Spanish director Pedro Almodovar’s Parallel Mothers is an assembly of recurring themes and returning actors and technicians. Almodovar reunites with the actors Penelope Cruz and Rossy de Palma, cinematographer Jose Luis Alcaine and production designer Antxon Gomez for a film about the collision between sexual desire and historical memory.

Fashion photographer Janis (Penelope Cruz) commissions the archaeologist Arturo (Israel Elejalde) to dig up a mass grave in her village that holds the remains of opponents to the Spanish Civil War in the 1930s. Janis’s involvement with Arturo soon goes beyond the professional.

Advertisement

Janis gets pregnant after an affair with Arturo. In the hospital where Janis delivers her baby, she meets the teenager Ana (Milena Smit). The parallel lives of the women – both mothers of daughters born on the same day – intersect after a personal tragedy.

Nestled in the colour-coded folds of a typical Almodovaresque melodrama is a faintly visible allegory of Spanish colonialism in South America and authoritarian rule. Almodovar’s early films examined repression in Spain during Francisco Franco’s dictatorship from the 1930s to the 1970s.
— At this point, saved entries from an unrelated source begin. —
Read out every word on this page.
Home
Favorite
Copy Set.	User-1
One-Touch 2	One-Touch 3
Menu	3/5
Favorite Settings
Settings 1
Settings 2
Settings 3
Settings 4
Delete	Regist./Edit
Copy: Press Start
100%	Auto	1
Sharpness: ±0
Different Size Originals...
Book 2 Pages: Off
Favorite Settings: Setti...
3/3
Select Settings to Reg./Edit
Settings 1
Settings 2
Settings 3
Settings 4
Parallel Mothers is more overtly political than some of Almodovar’s recent works, but just about.

The film resonates most strongly as an exploration of the fluid relationships between men and women and women and women. Janis’s evolving bond with Ana unfolds against expressionist sets and through intimate close-ups. Precise compositions creates mirror images of Janis and Ana, women united by their maternal instinct but threatened by a secret.

While Milena Smit does a fine job as Ana, the film belongs to Penelope Cruz’s marvellously expressive face and controlled performance. Almodovar has given Cruz some of her best roles. In Parallel Mothers, she returns the favour in full.